I’d suggest that a new framework (and maybe with some enterprising research, a new formula) be used that looks at what a more fair price for free agent wins might be. It should include
- A reasonable projection of the player’s future contributions, as well as for the player he would ostensibly replace. In the near-term, this can be derived from looking at who’s already on the roster or in the minors. For longer-term evaluation, some idea of how often new cost-controlled value is generated and what salaries might do in a few years.
- Where the team is on the win curve (and perhaps what other moves they might make in concert with this one) and where they are in their building/winning cycle.
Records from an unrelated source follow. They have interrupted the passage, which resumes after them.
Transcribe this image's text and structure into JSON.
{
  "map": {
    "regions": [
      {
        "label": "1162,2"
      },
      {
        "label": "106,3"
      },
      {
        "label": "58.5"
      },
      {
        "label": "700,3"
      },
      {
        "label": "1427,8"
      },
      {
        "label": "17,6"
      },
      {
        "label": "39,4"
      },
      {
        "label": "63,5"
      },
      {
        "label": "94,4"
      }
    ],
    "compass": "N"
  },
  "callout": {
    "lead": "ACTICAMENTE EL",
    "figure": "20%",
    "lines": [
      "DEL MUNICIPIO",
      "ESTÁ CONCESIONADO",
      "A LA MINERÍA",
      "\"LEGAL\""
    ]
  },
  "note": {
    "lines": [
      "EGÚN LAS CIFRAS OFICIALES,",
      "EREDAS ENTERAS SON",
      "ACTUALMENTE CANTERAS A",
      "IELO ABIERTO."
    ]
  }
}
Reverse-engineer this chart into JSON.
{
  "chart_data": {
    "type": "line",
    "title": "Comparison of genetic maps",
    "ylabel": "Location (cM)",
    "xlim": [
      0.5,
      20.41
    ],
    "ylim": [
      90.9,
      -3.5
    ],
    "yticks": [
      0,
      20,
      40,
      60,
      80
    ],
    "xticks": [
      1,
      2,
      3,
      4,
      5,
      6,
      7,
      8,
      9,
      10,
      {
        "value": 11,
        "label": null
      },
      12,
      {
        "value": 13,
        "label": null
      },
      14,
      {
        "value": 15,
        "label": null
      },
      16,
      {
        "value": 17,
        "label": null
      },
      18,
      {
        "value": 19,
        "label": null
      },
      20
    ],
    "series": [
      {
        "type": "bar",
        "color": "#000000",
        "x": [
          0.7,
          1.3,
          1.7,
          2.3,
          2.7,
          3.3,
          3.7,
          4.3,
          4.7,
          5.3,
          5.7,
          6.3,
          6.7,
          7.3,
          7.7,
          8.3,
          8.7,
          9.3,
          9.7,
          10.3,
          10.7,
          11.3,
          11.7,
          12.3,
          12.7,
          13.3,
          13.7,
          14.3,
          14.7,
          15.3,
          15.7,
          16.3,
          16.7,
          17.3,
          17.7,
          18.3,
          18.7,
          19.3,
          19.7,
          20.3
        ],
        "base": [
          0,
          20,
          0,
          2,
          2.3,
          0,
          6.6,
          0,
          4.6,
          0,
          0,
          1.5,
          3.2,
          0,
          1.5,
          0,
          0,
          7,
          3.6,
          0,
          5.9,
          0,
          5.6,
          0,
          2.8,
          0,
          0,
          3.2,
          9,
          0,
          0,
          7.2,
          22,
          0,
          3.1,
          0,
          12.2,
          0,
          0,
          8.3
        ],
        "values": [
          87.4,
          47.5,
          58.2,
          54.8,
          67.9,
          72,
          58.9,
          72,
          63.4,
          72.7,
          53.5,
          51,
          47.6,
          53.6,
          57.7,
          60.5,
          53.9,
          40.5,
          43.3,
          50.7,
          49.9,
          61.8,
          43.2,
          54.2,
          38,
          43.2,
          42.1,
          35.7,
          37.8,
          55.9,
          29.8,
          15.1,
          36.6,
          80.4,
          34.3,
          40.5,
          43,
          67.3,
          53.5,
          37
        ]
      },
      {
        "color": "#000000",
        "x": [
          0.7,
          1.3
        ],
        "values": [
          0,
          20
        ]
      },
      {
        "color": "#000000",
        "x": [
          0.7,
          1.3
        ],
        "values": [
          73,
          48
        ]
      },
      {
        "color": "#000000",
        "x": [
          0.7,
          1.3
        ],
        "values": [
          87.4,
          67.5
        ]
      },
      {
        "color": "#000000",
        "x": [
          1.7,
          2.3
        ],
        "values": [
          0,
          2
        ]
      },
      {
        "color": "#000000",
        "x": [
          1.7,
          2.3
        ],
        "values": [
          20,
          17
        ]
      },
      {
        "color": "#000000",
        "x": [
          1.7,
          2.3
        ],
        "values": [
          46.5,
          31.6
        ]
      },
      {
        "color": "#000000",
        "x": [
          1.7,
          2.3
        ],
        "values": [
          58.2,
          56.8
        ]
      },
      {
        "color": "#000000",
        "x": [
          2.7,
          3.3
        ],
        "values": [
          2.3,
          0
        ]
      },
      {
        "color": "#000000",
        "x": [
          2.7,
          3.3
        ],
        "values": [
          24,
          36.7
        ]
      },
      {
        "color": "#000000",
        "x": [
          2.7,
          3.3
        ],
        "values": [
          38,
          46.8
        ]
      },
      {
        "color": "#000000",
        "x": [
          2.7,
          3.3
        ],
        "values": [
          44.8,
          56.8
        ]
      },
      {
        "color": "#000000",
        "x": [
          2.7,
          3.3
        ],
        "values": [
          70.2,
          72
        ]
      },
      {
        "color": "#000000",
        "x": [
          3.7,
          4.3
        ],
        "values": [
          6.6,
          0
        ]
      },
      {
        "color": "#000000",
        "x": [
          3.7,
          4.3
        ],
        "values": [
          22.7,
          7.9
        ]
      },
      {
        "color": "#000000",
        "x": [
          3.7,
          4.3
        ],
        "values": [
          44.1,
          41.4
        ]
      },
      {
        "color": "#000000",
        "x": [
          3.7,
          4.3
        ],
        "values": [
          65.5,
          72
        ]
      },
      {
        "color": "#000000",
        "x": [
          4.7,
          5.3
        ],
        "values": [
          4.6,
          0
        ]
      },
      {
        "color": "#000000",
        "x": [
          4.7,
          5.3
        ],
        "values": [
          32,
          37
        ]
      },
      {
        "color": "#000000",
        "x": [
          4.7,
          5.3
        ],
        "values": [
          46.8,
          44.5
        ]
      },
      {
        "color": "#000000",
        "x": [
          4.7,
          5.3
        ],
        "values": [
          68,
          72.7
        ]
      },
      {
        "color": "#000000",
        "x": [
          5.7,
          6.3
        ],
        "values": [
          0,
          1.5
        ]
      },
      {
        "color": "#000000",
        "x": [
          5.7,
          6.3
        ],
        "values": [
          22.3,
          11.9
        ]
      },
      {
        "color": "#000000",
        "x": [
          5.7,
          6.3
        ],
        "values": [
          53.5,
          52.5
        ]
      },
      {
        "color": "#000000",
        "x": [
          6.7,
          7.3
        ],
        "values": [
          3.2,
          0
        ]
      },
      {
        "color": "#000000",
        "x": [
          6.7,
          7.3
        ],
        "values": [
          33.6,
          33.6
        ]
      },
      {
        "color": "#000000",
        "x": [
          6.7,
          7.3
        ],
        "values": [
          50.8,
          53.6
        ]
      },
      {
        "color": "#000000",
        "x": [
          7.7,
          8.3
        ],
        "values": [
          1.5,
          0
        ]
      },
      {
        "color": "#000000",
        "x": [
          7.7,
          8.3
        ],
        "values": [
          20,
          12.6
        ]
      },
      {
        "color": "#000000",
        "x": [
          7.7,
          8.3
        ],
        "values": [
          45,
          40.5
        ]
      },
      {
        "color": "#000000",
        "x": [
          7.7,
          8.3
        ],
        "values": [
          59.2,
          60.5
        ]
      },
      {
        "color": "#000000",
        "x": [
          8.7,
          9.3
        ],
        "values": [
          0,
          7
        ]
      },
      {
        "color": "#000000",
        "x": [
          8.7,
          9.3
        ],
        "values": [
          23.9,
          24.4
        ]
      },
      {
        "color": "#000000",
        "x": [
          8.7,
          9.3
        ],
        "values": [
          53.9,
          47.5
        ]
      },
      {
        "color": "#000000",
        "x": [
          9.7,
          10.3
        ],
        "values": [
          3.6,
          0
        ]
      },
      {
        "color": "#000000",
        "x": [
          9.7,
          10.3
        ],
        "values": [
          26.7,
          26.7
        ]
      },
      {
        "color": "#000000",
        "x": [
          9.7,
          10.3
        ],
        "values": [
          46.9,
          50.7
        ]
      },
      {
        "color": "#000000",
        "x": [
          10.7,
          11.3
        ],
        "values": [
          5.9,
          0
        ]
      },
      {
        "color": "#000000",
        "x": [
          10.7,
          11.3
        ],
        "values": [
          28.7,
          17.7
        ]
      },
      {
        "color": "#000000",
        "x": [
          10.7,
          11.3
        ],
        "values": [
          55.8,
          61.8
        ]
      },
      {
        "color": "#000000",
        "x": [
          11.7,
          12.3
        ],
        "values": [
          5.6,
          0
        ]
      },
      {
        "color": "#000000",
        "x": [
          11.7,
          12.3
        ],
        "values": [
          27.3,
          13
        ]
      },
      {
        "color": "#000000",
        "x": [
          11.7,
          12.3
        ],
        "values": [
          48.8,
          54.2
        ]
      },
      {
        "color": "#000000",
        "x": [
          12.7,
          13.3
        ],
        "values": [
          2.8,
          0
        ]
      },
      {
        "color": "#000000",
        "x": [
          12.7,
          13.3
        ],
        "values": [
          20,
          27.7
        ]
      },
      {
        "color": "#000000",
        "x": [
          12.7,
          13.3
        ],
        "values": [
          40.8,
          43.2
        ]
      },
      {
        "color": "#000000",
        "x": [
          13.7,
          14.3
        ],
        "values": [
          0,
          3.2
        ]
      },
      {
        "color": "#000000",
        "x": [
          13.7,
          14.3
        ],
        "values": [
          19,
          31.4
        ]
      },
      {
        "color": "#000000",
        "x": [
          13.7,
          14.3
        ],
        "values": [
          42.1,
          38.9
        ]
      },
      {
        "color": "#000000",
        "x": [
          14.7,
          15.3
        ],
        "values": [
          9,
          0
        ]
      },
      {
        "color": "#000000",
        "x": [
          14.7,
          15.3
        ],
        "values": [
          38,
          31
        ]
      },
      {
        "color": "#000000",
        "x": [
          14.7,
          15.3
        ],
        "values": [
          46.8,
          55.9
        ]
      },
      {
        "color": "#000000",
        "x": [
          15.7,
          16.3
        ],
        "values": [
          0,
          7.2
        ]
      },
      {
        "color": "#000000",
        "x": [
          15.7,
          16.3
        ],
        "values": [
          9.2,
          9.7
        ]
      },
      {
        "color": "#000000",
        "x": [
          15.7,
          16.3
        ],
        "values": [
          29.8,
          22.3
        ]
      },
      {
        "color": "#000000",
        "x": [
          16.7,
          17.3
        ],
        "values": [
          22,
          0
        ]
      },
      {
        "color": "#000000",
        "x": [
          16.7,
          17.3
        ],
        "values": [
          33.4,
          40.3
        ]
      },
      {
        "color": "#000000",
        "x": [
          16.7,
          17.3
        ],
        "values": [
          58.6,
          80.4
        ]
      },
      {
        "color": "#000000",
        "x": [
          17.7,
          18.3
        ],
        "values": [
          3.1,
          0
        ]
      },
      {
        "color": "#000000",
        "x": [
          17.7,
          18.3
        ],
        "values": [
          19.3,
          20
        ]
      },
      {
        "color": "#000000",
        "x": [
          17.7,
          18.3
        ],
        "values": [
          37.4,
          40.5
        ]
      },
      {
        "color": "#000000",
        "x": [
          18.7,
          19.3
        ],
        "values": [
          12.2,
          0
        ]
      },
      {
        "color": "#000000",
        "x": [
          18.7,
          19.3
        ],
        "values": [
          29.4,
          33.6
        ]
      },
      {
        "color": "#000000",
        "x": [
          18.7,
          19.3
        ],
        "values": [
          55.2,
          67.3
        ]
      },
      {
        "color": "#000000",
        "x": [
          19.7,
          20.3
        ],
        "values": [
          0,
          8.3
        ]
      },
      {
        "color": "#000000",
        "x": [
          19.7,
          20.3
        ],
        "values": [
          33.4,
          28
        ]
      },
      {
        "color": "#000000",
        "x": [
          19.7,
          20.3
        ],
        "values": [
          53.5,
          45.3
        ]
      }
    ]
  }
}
- An understanding of how this signing affects the team’s chances of making the playoffs, rather than how many marginal wins it creates. Those are different things.
- What the other alternatives are to signing this guy. It’s hard to do a full counter-factual, but it would be nice if we tried.
- An understanding that this is all done in real-time, not with the benefit of the hindsight that makes us all geniuses.
Mostly, we need a rejection of the yes/no nature of the rule of $5 million. Too often, things get boiled down to “It’s more than $5 million per win, therefore it’s a bad deal.” There is risk, good and bad, in every single free agent deal for both the team and the player. The goal is to take the best risks that you have available and to balance those risks appropriately. Yes, there are really bad free agent signings, but sometimes good things happen to bad GMs and things work out unexpectedly. We have to allow for that. Instead I’d ask for a system that leaves a little bit of room for those shades of gray and for the fact that not all free agent signings are the same.